Compute Shader uniform updates within a loop

I have an OpenGL Compute Shader that has workgroups dispatched in each iteration of a loop. There is a unique uniform value, representing an ID, that will need to be passed. Each ID is unique to the set of shader invocations that are generated from each dispatch call.

Is it possible to keep the value unique within each shader invocation set simply by re-assigning a value using a mapped pointer to a UBO within the loop? From testing, it looks like only one possible value can be passed-in to all shader invocation sets within a single frame. Please correct me, if I'm wrong.

Are there other ways to pass unique values to entire work group sets without sacrificing performance? If not, what are the means to solve this if performance wasn't a concern?

For more context, I'm attempting to implement something similar to the loop found in the link below, using OpenGL instead of DirectX:

https://github.com/GPUOpen-LibrariesAndSDKs/GPUParticles11/blob/master/gpuparticles11/src/GPUParticleSystem.cpp#L1163

In the example above, there is a map and unmap operation prior to updating a Constant Buffer. Perhaps this will need to be done with OpenGL instead of using a persistent map? Or could I be missing flags?

Solution

Is it possible to keep the value unique within each shader invocation set simply by re-assigning a value using a mapped pointer to a UBO within the loop?

Yes, if you synchronize the modification of that memory with OpenGL. Persistent mapped memory means that synchronization between host changes and the GPU are now your responsibility.

In order to do what you suggest, you would need to effectively issue a glFinish call after each loop iteration, so that the CPU would not attempt to modify that memory until the GPU is finished reading from it.

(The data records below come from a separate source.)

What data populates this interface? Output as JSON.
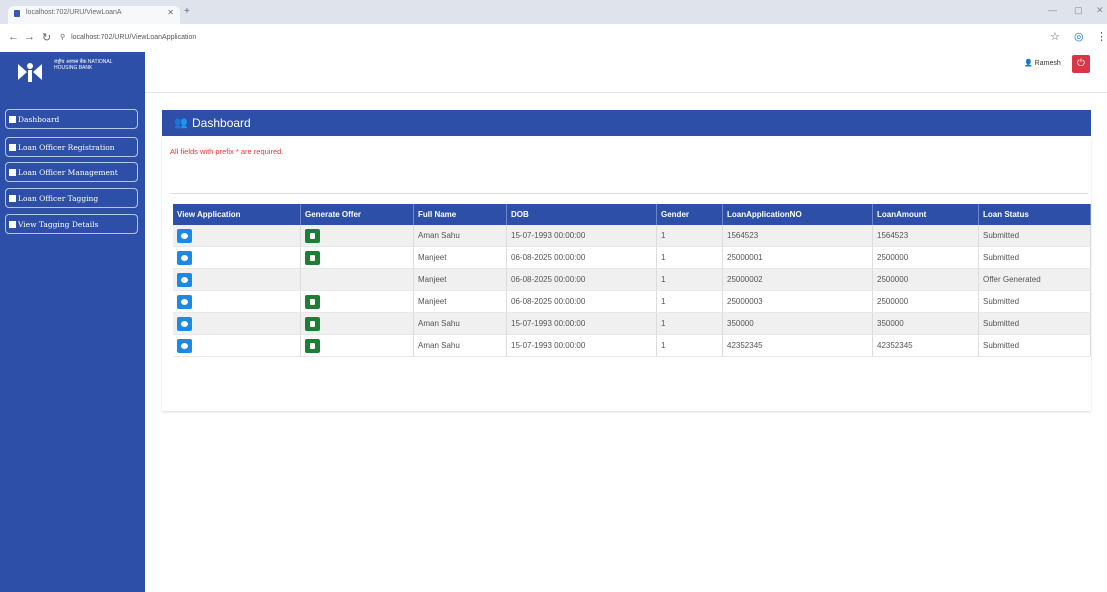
{
  "browser": {
    "tab_title": "localhost:702/URU/ViewLoanA",
    "url": "localhost:702/URU/ViewLoanApplication"
  },
  "app": {
    "logo_text": "राष्ट्रीय आवास बैंक NATIONAL HOUSING BANK",
    "user_name": "Ramesh",
    "brand_color": "#2d4fa8",
    "logout_color": "#dc3545"
  },
  "sidebar": {
    "items": [
      {
        "label": "Dashboard"
      },
      {
        "label": "Loan Officer Registration"
      },
      {
        "label": "Loan Officer Management"
      },
      {
        "label": "Loan Officer Tagging"
      },
      {
        "label": "View Tagging Details"
      }
    ]
  },
  "main": {
    "title": "Dashboard",
    "required_note": "All fields with prefix * are required.",
    "table": {
      "headers": [
        "View Application",
        "Generate Offer",
        "Full Name",
        "DOB",
        "Gender",
        "LoanApplicationNO",
        "LoanAmount",
        "Loan Status"
      ],
      "rows": [
        {
          "has_offer": true,
          "full_name": "Aman Sahu",
          "dob": "15-07-1993 00:00:00",
          "gender": "1",
          "app_no": "1564523",
          "amount": "1564523",
          "status": "Submitted"
        },
        {
          "has_offer": true,
          "full_name": "Manjeet",
          "dob": "06-08-2025 00:00:00",
          "gender": "1",
          "app_no": "25000001",
          "amount": "2500000",
          "status": "Submitted"
        },
        {
          "has_offer": false,
          "full_name": "Manjeet",
          "dob": "06-08-2025 00:00:00",
          "gender": "1",
          "app_no": "25000002",
          "amount": "2500000",
          "status": "Offer Generated"
        },
        {
          "has_offer": true,
          "full_name": "Manjeet",
          "dob": "06-08-2025 00:00:00",
          "gender": "1",
          "app_no": "25000003",
          "amount": "2500000",
          "status": "Submitted"
        },
        {
          "has_offer": true,
          "full_name": "Aman Sahu",
          "dob": "15-07-1993 00:00:00",
          "gender": "1",
          "app_no": "350000",
          "amount": "350000",
          "status": "Submitted"
        },
        {
          "has_offer": true,
          "full_name": "Aman Sahu",
          "dob": "15-07-1993 00:00:00",
          "gender": "1",
          "app_no": "42352345",
          "amount": "42352345",
          "status": "Submitted"
        }
      ]
    }
  }
}
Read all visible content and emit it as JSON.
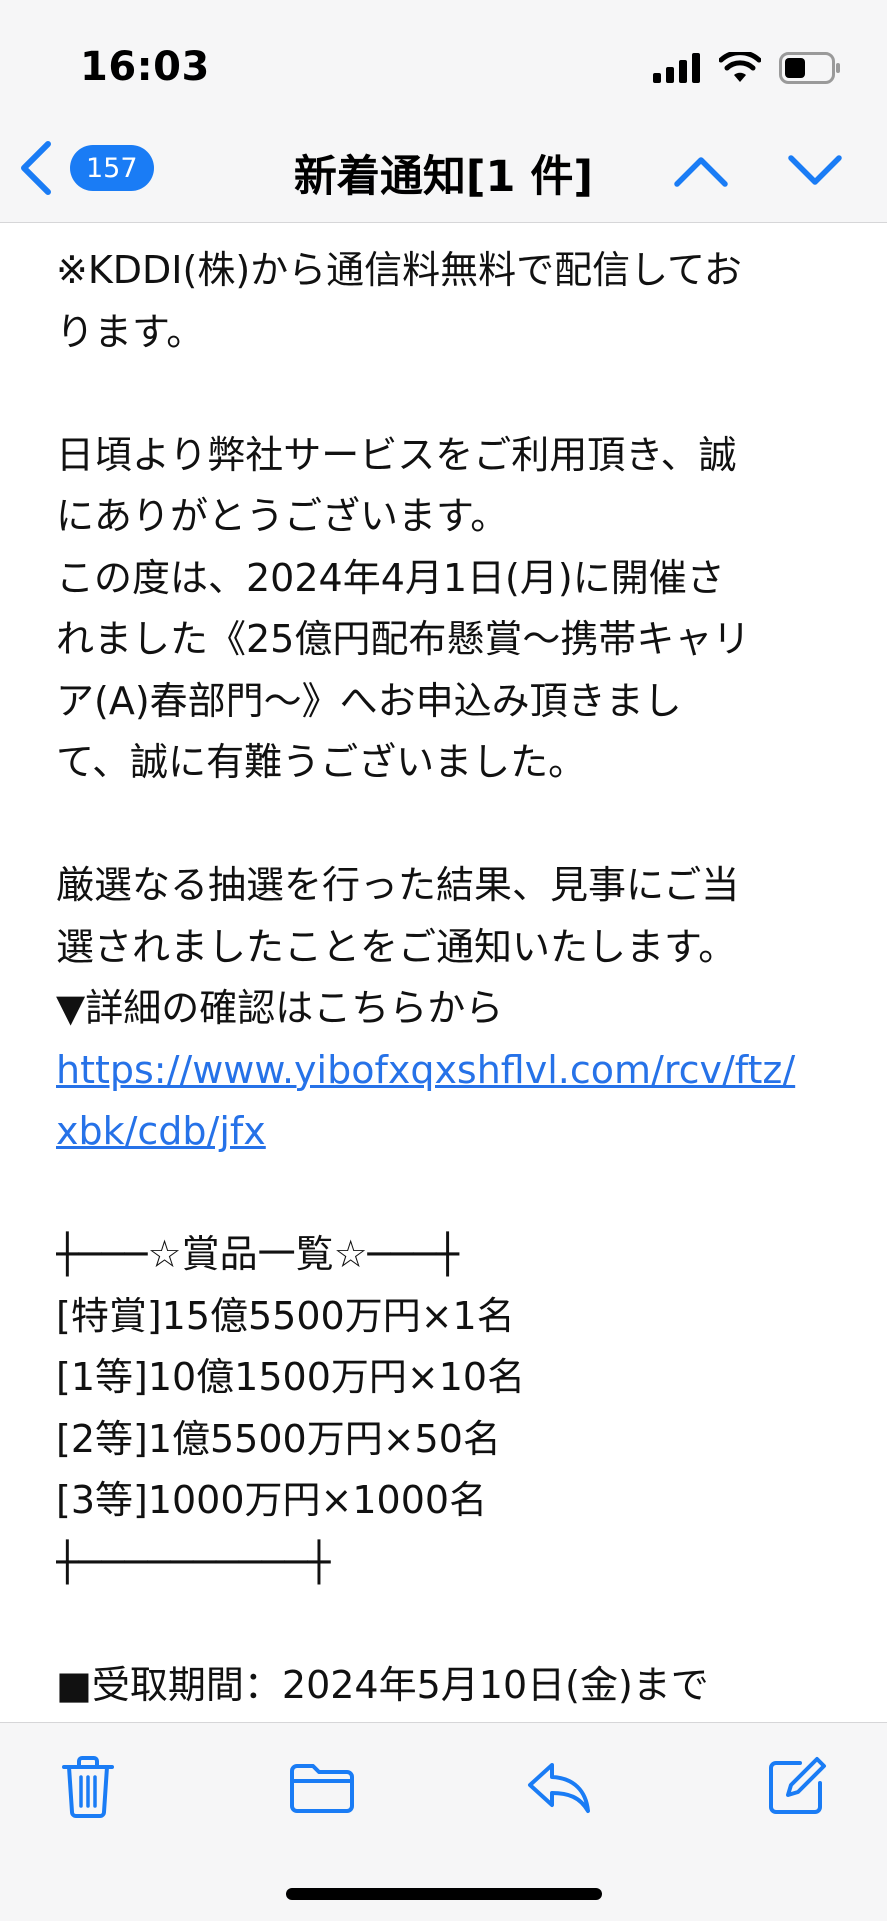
{
  "status_bar": {
    "time": "16:03"
  },
  "nav": {
    "unread_count": "157",
    "title": "新着通知[1 件]"
  },
  "message": {
    "lines": [
      "※KDDI(株)から通信料無料で配信してお",
      "ります。",
      "",
      "日頃より弊社サービスをご利用頂き、誠",
      "にありがとうございます。",
      "この度は、2024年4月1日(月)に開催さ",
      "れました《25億円配布懸賞〜携帯キャリ",
      "ア(A)春部門〜》へお申込み頂きまし",
      "て、誠に有難うございました。",
      "",
      "厳選なる抽選を行った結果、見事にご当",
      "選されましたことをご通知いたします。",
      "▼詳細の確認はこちらから"
    ],
    "link_lines": [
      "https://www.yibofxqxshflvl.com/rcv/ftz/",
      "xbk/cdb/jfx"
    ],
    "prize_lines": [
      "┼───☆賞品一覧☆───┼",
      "[特賞]15億5500万円×1名",
      "[1等]10億1500万円×10名",
      "[2等]1億5500万円×50名",
      "[3等]1000万円×1000名",
      "┼──────────┼"
    ],
    "deadline": "■受取期間：2024年5月10日(金)まで"
  },
  "icons": {
    "back": "chevron-left-icon",
    "prev": "chevron-up-icon",
    "next": "chevron-down-icon",
    "trash": "trash-icon",
    "folder": "folder-icon",
    "reply": "reply-icon",
    "compose": "compose-icon"
  },
  "colors": {
    "accent": "#1a7cf5",
    "link": "#2672e8",
    "bar_background": "#f6f6f7"
  }
}
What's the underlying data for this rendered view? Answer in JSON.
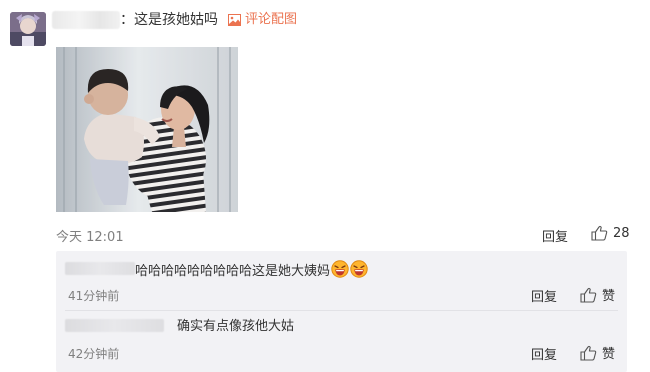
{
  "comment": {
    "text": "：这是孩她姑吗",
    "image_link_label": "评论配图",
    "time": "今天 12:01",
    "reply_label": "回复",
    "like_count": "28"
  },
  "replies": [
    {
      "text": "哈哈哈哈哈哈哈哈哈这是她大姨妈",
      "emoji_count": 2,
      "time": "41分钟前",
      "reply_label": "回复",
      "like_label": "赞"
    },
    {
      "text": "确实有点像孩他大姑",
      "time": "42分钟前",
      "reply_label": "回复",
      "like_label": "赞"
    }
  ],
  "colors": {
    "link": "#eb7350",
    "secondary_text": "#808080",
    "reply_bg": "#f2f2f5"
  }
}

This is obviously a bad idea, so don't do that. Doing a bunch of map/unmap calls between each dispatch is a performance killer too. Odds are good that at some point, it will have to do the same thing as issuing a glFinish in each iteration. Even if that doesn't happen, the implementation will have to do a lot of allocation work behind the scenes to make it performance-friendly.

For a simple numeric identifier, just use a glUniform call per-iteration.